From an indexing perspective, Vanguard ESG U.S. Stock ETF (ESGV) and Vanguard ESG International Stock ETF (VSGX), both managed by Vanguard Equity Index Group, were launched on September 18, 2018. To accommodate ESG investors with an active preference, Vanguard Global ESG Select Stock Fund (VESGX – Admiral™ Shares; VEIGX – Investor Shares), which is managed by Wellington Management Company, was launched on June 5, 2019.

We recently spoke with Rich Powers, Vanguard’s head of ETF product management, about how ESG investing has grown in the ETF market.

How has ESG investing evolved over the past year?

It’s important to remember that mutual funds employing an ESG screen have been a fixture in the investing landscape for decades. We’ve offered an ESG mutual fund, Vanguard FTSE Social Index Fund (VFTAX – Admiral Shares), since 2000.

But the ESG groundswell among ETF investors has been especially significant during the past year. There are about 100 ESG ETFs available now, which is about 20% more than 18 months ago. And assets under management in ESG-focused equity ETFs have risen from about $10 billion in July 2018 to nearly $18 billion as of September 2019.*

Also, ESG has become an increasingly important part of the dialogue in the investment community. At just about every ETF conference I attend, or at most client meetings, ESG is a prime topic.

U.S.-domiciled equity ESG ETF assets have grown

Source: Morningstar, Inc., as of September 30, 2019.

What are some of the key themes of those discussions?

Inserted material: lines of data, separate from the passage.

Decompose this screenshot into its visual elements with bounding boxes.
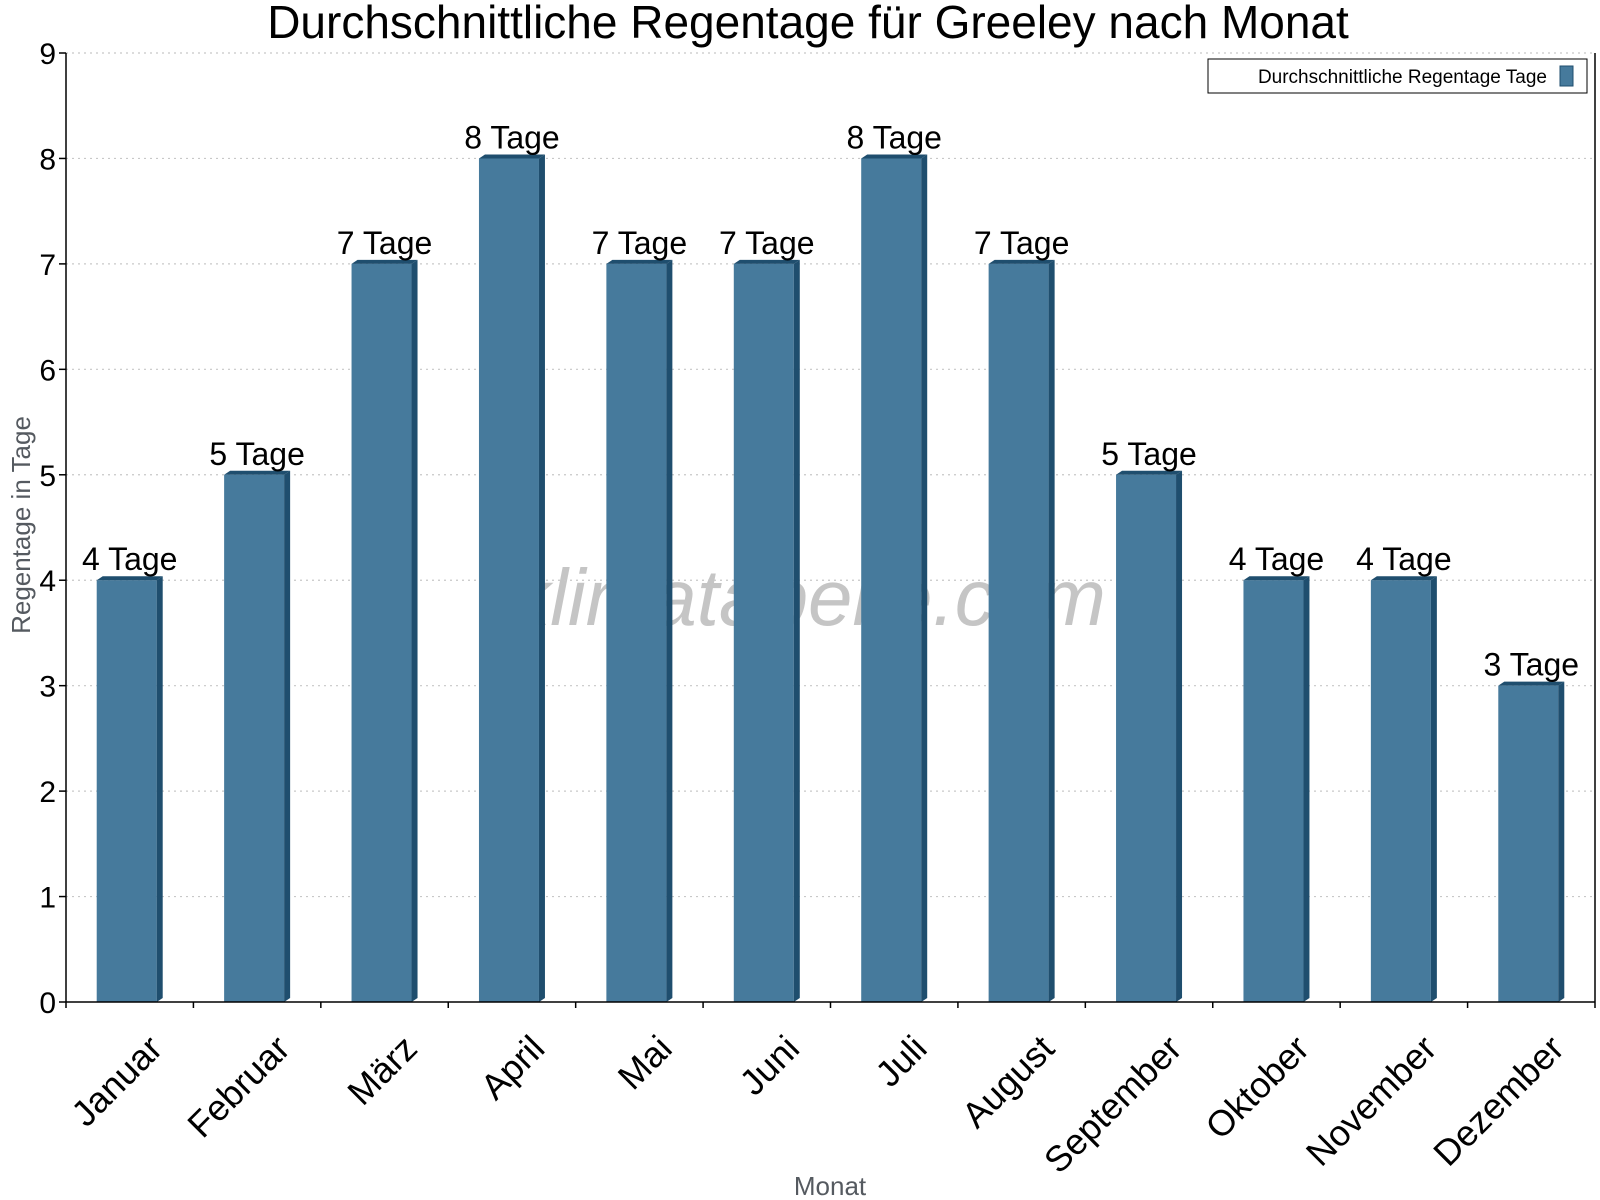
bar-top (861, 154, 928, 159)
bar-10 (1243, 576, 1310, 1002)
bar-9 (1116, 470, 1183, 1002)
grid-lines (66, 52, 1595, 898)
bar-7 (861, 154, 928, 1002)
x-tick-label: April (472, 1027, 552, 1107)
bar-front (478, 158, 539, 1002)
bar-front (1116, 474, 1177, 1002)
bar-side (411, 259, 418, 1002)
bar-side (284, 470, 291, 1002)
bar-2 (224, 470, 291, 1002)
bar-top (478, 154, 545, 159)
legend: Durchschnittliche Regentage Tage (1207, 58, 1588, 94)
y-tick-label: 8 (39, 143, 56, 176)
bar-side (156, 576, 163, 1002)
bar-5 (606, 259, 673, 1002)
bar-value-label: 7 Tage (337, 225, 433, 261)
bar-value-label: 5 Tage (209, 436, 305, 472)
y-tick-label: 1 (39, 882, 56, 915)
chart-title: Durchschnittliche Regentage für Greeley … (267, 0, 1349, 48)
bar-side (1048, 259, 1055, 1002)
bar-12 (1498, 681, 1565, 1002)
x-tick-label: Dezember (1425, 1027, 1571, 1173)
x-tick-label: Juni (731, 1027, 807, 1103)
bar-value-label: 7 Tage (974, 225, 1070, 261)
legend-entry-label: Durchschnittliche Regentage Tage (1258, 67, 1547, 88)
y-axis-label: Regentage in Tage (6, 416, 36, 634)
bar-value-label: 4 Tage (1229, 541, 1325, 577)
bar-11 (1370, 576, 1437, 1002)
bar-value-labels: 4 Tage 5 Tage 7 Tage 8 Tage 7 Tage 7 Tage 8 Ta… (82, 119, 1579, 682)
x-tick-labels: Januar Februar März April Mai Juni Juli AugustS… (63, 1027, 1571, 1181)
x-tick-label: Juli (867, 1027, 934, 1094)
bar-front (606, 263, 667, 1002)
x-tick-label: Mai (610, 1027, 680, 1097)
bar-top (606, 259, 673, 264)
x-tick-label: September (1036, 1027, 1190, 1181)
bar-3 (351, 259, 418, 1002)
bar-side (1176, 470, 1183, 1002)
y-tick-label: 5 (39, 460, 56, 493)
bar-top (96, 576, 163, 581)
bar-8 (988, 259, 1055, 1002)
bar-side (666, 259, 673, 1002)
bar-side (921, 154, 928, 1002)
x-tick-label: Oktober (1197, 1027, 1317, 1147)
bar-side (1558, 681, 1565, 1002)
y-tick-label: 4 (39, 565, 56, 598)
bar-front (224, 474, 285, 1002)
bar-side (1303, 576, 1310, 1002)
x-tick-label: Januar (63, 1027, 170, 1134)
bar-value-label: 7 Tage (719, 225, 815, 261)
bar-top (1498, 681, 1565, 686)
bar-4 (478, 154, 545, 1002)
bars (96, 154, 1565, 1002)
bar-value-label: 4 Tage (82, 541, 178, 577)
x-tick-label: März (339, 1027, 425, 1113)
bar-side (1430, 576, 1437, 1002)
y-tick-label: 3 (39, 671, 56, 704)
y-tick-label: 6 (39, 354, 56, 387)
bar-top (1370, 576, 1437, 581)
bar-front (1243, 580, 1304, 1002)
bar-front (988, 263, 1049, 1002)
bar-front (861, 158, 922, 1002)
y-tick-label: 9 (39, 38, 56, 71)
y-tick-label: 0 (39, 987, 56, 1020)
bar-front (733, 263, 794, 1002)
bar-side (538, 154, 545, 1002)
y-tick-labels: 0 1 2 3 4 5 6 7 8 9 (39, 38, 56, 1020)
bar-1 (96, 576, 163, 1002)
bar-front (351, 263, 412, 1002)
bar-top (988, 259, 1055, 264)
bar-front (96, 580, 157, 1002)
bar-top (351, 259, 418, 264)
bar-6 (733, 259, 800, 1002)
legend-swatch (1559, 65, 1574, 87)
bar-top (733, 259, 800, 264)
axes (59, 52, 1596, 1008)
bar-front (1370, 580, 1431, 1002)
x-tick-label: November (1298, 1027, 1444, 1173)
bar-value-label: 8 Tage (464, 119, 560, 155)
bar-value-label: 3 Tage (1484, 647, 1580, 683)
bar-value-label: 5 Tage (1101, 436, 1197, 472)
bar-front (1498, 685, 1559, 1002)
legend-box (1207, 58, 1588, 94)
y-tick-label: 2 (39, 776, 56, 809)
bar-side (793, 259, 800, 1002)
bar-top (1116, 470, 1183, 475)
bar-top (224, 470, 291, 475)
y-tick-label: 7 (39, 249, 56, 282)
bar-value-label: 7 Tage (592, 225, 688, 261)
x-axis-label: Monat (794, 1171, 867, 1200)
bar-value-label: 8 Tage (846, 119, 942, 155)
x-tick-label: August (954, 1027, 1062, 1135)
bar-value-label: 4 Tage (1356, 541, 1452, 577)
x-tick-label: Februar (179, 1027, 297, 1145)
bar-top (1243, 576, 1310, 581)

ESG investors are very interested in the question of how best to align their investment goals with their values. In particular, we find that with so many options to choose from, investors value an ESG methodology that is understandable and straightforward. At the same time, we’re also hearing that many investors look for the same characteristics when making ESG investment decisions that they do with any other ETF—such as low tracking error, low cost, diversification, and liquidity.

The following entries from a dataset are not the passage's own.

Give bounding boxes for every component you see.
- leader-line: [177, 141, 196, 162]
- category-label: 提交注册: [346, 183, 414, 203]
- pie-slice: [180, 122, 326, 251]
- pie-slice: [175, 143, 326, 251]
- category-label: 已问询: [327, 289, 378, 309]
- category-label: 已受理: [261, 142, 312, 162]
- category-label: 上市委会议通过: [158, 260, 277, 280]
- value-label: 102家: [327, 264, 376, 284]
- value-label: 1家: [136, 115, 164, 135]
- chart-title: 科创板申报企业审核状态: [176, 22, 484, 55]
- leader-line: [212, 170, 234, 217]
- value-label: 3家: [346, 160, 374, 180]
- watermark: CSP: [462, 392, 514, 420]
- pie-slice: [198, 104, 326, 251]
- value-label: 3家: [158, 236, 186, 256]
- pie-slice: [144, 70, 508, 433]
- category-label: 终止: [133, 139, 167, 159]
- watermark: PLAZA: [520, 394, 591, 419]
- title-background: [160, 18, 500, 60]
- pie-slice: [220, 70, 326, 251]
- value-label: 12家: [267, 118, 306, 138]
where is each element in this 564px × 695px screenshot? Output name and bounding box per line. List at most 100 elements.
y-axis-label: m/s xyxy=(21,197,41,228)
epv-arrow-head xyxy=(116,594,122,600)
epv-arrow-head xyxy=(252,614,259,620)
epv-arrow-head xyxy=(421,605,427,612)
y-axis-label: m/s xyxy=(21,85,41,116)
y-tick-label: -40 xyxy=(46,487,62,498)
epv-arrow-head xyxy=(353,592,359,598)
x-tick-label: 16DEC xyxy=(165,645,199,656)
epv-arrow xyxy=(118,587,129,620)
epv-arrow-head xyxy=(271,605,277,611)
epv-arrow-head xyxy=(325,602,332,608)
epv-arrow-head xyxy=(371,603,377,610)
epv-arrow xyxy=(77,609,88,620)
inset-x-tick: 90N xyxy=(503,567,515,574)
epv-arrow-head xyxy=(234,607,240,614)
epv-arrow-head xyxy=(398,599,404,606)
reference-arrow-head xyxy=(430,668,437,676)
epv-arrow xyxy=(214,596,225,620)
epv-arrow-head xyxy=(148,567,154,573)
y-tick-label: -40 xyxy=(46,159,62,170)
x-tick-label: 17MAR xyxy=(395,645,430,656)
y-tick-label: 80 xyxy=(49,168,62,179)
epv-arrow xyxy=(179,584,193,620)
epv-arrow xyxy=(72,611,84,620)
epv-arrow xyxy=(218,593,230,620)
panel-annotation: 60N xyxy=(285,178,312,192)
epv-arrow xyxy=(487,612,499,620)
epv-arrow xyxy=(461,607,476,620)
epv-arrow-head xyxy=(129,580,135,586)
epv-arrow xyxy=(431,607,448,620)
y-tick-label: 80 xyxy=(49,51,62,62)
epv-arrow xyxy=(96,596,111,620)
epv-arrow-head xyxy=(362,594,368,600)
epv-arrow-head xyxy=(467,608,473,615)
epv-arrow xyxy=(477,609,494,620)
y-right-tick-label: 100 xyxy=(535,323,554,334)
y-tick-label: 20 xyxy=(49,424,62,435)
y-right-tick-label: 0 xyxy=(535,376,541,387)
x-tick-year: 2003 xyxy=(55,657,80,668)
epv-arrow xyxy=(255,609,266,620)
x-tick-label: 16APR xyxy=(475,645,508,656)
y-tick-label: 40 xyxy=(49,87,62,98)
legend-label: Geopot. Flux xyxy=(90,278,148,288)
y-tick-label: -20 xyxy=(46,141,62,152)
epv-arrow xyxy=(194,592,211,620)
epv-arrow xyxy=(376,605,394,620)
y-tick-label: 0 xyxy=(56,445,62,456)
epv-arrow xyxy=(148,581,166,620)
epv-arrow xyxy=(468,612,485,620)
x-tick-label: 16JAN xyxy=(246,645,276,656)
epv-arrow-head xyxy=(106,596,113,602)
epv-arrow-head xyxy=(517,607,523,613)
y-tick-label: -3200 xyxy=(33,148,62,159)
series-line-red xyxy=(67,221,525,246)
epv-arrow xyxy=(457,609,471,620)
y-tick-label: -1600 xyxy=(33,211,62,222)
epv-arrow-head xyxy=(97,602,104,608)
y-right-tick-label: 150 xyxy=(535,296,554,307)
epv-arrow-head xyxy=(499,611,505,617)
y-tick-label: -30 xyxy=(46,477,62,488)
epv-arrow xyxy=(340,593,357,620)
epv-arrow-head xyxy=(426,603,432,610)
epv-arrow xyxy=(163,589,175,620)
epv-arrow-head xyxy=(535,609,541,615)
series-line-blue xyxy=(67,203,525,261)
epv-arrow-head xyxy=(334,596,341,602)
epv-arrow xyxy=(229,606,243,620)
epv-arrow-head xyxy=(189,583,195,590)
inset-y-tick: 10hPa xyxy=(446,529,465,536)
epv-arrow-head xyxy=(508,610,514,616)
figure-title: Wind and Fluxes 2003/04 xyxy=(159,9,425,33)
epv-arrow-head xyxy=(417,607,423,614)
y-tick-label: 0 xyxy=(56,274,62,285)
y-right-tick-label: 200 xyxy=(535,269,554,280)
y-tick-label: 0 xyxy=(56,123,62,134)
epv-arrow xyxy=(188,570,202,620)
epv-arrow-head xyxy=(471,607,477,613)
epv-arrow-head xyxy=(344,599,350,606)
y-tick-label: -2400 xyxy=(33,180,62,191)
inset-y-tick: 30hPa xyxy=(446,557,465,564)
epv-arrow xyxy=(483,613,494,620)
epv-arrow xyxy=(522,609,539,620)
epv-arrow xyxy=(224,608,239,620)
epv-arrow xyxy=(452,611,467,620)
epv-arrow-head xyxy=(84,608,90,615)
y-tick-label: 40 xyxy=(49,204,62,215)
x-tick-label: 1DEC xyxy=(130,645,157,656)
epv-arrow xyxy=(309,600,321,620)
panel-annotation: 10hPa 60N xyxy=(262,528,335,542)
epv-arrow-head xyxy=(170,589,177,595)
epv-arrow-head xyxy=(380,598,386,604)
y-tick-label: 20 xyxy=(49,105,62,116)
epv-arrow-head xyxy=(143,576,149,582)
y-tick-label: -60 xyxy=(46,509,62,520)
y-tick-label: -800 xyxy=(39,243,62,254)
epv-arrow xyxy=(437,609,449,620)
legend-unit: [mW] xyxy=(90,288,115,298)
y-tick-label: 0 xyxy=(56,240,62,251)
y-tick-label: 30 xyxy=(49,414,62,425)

How should investors choose an ESG approach?

Our Investment Strategy Group published a paper last year, ESG, SRI, and Impact Investing: A Primer for Decision-Making, which offers a framework for investors to follow when considering ESG. Investors should first try to identify the values and goals that matter most to them, then seek the investment strategy that most closely matches those objectives.

The research illustrates that there are many ways to align ESG investing preferences: through screening, by integrating ESG factors into company evaluation, or by investing in areas with the goal of making an impact. While many given strategies may be labeled “ESG,” each can result in a portfolio that is quite different from others.

What factors should investors consider when evaluating ESG portfolio options?

We always encourage investors to look at the methodology of a fund—the ingredients, if you will. It’s important to remember that what qualifies as ESG is not only in the eye of the beholder. It is also quite reliant on data transparency and can be subject to change. Here’s an example: Say a company produces solar panels but is found to be engaging in controversial labor practices. From an ESG perspective, is that company great because it generates renewable energy or sub-par because of the controversy? And what happens when the company cleans up the labor issues?

Screened indexes like those our ETFs track may exclude the solar company for the controversy (rather than explicitly include it for solar production) and then “re-admit” the company to the benchmark after its conduct is remediated. We view that as a positive. Any single fund’s portfolio can (and should) evolve over time, as new pertinent company data becomes available, and as companies change the way they act.

In other words, ESG determinations can be dynamic, rather than static?

That’s right. While these types of changes may seem unique to ESG, it’s actually pretty similar to how a company may migrate between growth or value indexes. For instance, over the last couple of years, major U.S. equity benchmark providers have migrated Microsoft from value to growth at differing times. The metrics-based rules each provider uses scored Microsoft in different ways. What some may consider to be an objective characteristic isn’t necessarily viewed the same way by all investors. Similarly, when ESG indexers judge companies, they may not all evaluate a company in an identical way. And within an index, a company’s classification at one point in time may not be permanent.

*Source: Morningstar, Inc., as of September 30, 2019.

 

Notes:

You must buy and sell Vanguard ETF Shares through Vanguard Brokerage Services (we offer them commission-free) or through another broker (which may charge commissions). See the Vanguard Brokerage Services commission and fee schedules for full details. Vanguard ETF Shares are not redeemable directly with the issuing fund other than in very large aggregations worth millions of dollars. ETFs are subject to market volatility. When buying or selling an ETF, you will pay or receive the current market price, which may be more or less than net asset value.

All investing is subject to risk, including the possible loss of the money you invest. Investments in stocks issued by non-U.S. companies and governments are subject to risks including country/regional risk and currency risk. These risks are especially high in emerging markets. Diversification does not ensure a profit or protect against a loss.

ESG funds are subject to ESG investment style risk, which is the chance that the stocks screened by the index sponsor for ESG criteria generally will underperform the stock market as a whole or that the particular stocks selected, in the aggregate, will trail returns of other funds screened for ESG criteria.